🤖 AI Summary
This work addresses the challenge of deploying high-performance AI in mobile MOBA games, where large models incur prohibitive latency, energy consumption, and compression difficulties on resource-constrained devices. The authors propose a Pareto-optimal guided knowledge distillation framework, integrated with a mobile-oriented efficient student architecture search space, to jointly optimize AI performance and deployment efficiency for the first time in a systematic manner. By leveraging neural architecture search, multimodal state compression, and lightweight design principles, the resulting model achieves a per-frame inference time under 0.5 ms (12.4× faster) and consumes less than 0.5 mAh per match (15.6× more energy-efficient), while maintaining a 40.32% win rate against the original teacher model.
📝 Abstract
Recent advances in game AI have demonstrated the feasibility of training agents that surpass top-tier human professionals in complex environments such as Honor of Kings (HoK), a leading mobile multiplayer online battle arena (MOBA) game.
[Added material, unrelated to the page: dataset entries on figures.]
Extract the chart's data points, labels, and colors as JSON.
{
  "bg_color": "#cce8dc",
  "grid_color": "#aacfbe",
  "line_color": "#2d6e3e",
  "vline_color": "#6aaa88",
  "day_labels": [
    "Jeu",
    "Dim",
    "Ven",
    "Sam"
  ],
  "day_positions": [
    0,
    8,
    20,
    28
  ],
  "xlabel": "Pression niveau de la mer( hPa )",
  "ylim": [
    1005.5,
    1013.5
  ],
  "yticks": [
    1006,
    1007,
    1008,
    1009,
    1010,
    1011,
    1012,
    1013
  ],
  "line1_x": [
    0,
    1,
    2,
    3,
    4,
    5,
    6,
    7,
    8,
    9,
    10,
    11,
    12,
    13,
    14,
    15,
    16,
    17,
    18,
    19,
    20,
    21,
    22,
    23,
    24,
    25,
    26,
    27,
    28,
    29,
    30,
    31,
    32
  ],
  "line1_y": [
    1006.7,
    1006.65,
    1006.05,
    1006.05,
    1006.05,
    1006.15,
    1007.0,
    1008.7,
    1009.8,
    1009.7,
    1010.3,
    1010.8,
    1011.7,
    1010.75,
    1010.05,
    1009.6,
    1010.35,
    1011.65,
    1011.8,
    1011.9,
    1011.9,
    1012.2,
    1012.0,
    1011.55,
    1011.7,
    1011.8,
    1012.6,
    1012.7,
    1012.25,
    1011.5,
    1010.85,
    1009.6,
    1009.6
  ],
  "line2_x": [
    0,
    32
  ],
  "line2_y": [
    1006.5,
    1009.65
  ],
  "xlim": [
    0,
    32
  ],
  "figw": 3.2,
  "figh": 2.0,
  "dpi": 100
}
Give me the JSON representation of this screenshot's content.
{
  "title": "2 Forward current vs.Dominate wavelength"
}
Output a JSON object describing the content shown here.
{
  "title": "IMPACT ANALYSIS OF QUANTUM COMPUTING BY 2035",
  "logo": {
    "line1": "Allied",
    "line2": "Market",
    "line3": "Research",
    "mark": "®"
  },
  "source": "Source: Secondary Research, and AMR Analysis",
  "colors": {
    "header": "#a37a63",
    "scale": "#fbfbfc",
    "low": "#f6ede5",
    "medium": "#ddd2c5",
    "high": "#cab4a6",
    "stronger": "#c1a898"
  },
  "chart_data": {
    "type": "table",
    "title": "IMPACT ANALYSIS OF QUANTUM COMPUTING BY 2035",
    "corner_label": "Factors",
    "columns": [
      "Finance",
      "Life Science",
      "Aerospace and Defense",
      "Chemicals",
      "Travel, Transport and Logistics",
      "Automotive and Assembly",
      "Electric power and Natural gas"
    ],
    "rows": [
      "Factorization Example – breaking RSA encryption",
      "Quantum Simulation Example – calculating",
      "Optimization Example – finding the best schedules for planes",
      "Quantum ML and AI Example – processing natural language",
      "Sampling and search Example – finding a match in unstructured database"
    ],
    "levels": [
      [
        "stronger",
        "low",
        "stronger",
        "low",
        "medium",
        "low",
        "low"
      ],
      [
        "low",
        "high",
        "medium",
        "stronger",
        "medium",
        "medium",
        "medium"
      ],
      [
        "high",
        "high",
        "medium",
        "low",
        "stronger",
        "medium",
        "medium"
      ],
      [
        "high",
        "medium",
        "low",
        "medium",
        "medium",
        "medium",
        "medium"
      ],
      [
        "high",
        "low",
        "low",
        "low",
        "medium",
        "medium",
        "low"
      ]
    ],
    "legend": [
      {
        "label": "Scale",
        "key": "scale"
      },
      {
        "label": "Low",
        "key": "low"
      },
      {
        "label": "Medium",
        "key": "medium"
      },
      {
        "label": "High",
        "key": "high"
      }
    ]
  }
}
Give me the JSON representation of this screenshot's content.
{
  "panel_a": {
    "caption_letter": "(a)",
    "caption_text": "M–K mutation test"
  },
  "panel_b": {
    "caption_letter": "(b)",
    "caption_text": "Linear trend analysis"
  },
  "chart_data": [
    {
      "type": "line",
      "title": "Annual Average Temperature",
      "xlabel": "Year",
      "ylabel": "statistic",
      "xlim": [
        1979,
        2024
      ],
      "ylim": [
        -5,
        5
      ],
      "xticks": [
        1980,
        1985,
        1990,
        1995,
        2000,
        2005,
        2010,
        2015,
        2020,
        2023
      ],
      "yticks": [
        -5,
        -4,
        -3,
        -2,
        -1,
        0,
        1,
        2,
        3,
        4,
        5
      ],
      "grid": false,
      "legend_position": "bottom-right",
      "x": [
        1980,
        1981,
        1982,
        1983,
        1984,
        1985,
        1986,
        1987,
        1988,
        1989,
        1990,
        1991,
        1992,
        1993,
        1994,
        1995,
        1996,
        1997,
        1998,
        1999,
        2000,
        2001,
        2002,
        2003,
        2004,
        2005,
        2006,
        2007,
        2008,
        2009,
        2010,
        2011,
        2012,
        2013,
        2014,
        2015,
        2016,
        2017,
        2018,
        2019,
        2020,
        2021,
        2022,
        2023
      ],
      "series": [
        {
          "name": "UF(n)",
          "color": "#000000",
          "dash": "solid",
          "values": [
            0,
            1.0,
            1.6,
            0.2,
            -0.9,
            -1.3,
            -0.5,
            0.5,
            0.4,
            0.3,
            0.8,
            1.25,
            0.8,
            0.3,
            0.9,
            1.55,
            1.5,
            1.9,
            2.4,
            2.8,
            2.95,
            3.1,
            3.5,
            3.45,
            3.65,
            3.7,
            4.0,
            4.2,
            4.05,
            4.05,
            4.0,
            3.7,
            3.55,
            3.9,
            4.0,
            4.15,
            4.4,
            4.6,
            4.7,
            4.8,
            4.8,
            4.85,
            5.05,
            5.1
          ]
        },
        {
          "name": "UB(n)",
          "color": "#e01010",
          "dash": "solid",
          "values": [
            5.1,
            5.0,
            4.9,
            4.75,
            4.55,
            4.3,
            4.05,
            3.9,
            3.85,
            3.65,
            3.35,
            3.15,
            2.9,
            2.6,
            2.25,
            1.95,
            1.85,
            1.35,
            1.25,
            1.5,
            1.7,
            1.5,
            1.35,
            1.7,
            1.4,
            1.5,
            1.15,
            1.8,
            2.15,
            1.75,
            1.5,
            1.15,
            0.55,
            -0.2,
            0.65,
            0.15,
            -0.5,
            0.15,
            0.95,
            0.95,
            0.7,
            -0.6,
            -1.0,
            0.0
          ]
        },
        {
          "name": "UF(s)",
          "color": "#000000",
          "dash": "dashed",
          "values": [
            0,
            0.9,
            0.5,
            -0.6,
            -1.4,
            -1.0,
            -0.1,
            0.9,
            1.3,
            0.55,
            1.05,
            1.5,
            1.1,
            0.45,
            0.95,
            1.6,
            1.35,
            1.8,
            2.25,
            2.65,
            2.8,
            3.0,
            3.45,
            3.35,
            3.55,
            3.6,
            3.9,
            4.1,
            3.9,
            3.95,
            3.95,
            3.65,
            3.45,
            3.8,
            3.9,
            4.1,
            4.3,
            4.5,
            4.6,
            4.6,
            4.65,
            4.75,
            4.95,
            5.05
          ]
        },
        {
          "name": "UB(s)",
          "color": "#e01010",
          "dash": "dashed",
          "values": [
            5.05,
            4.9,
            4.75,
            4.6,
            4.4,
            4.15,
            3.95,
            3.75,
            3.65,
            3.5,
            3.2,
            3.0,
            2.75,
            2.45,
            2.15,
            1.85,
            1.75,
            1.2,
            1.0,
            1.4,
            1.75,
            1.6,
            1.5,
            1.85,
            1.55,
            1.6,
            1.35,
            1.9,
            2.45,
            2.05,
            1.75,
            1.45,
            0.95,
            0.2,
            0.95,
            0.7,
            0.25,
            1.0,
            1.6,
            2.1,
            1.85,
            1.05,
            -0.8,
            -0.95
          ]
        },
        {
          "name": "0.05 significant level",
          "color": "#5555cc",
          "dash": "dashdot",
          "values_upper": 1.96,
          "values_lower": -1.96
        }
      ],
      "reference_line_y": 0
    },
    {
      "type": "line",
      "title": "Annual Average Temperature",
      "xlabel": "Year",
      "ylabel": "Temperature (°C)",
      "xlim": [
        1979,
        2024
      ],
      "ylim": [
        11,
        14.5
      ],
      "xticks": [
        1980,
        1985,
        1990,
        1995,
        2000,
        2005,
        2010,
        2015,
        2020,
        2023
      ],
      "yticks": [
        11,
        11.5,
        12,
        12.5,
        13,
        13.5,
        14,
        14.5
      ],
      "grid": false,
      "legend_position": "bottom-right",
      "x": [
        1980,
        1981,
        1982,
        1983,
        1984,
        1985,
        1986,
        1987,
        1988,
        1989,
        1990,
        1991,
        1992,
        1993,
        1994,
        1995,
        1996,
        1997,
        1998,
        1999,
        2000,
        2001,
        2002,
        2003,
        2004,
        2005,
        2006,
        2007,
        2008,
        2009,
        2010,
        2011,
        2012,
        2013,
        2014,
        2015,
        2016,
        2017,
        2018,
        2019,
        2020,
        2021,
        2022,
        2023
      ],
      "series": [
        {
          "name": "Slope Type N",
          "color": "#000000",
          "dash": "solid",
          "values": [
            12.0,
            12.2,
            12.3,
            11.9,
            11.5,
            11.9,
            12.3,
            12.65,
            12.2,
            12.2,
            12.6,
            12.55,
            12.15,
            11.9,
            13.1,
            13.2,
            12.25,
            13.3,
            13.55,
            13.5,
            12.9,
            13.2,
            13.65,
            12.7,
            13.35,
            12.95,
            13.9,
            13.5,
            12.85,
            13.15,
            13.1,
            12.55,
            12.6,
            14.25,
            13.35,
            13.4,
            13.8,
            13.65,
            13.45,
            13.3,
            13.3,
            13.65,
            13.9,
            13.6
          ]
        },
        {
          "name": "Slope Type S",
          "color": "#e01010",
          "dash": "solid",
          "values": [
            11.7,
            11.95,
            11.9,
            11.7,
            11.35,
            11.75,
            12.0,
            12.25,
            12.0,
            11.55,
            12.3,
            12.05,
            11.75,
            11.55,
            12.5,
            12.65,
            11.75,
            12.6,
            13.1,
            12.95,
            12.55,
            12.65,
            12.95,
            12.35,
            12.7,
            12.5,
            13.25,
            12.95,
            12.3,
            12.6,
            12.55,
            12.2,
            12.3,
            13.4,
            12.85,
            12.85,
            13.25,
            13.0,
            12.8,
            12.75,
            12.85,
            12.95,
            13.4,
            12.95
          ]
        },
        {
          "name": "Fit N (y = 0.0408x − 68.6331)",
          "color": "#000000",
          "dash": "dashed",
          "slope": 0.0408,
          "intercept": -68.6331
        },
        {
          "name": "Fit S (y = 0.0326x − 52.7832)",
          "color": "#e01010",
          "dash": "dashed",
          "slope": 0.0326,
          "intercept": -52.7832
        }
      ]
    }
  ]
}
However, deploying such powerful agents on mobile devices remains a major challenge. On one hand, the intricate multi-modal state representation and hierarchical action space of HoK demand large, sophisticated policy networks that are inherently difficult to compress into lightweight forms. On the other hand, production deployment requires high-frequency inference under strict energy and latency constraints on mobile platform. To the best of our knowledge, bridging large-scale game AI and practical on-device deployment has not been systematically studied. In this work, we propose a Pareto optimality guided pipeline and design a high-efficiency student architecture search space tailored for mobile execution, enabling systematic exploration of the trade-off between performance and efficiency. Experimental results demonstrate that the distilled model achieves remarkable efficiency, including an $12.4\times$ faster inference speed (under 0.5ms per frame) and a $15.6\times$ improvement in energy efficiency (under 0.5mAh per game), while retaining a 40.32% win rate against the original teacher model.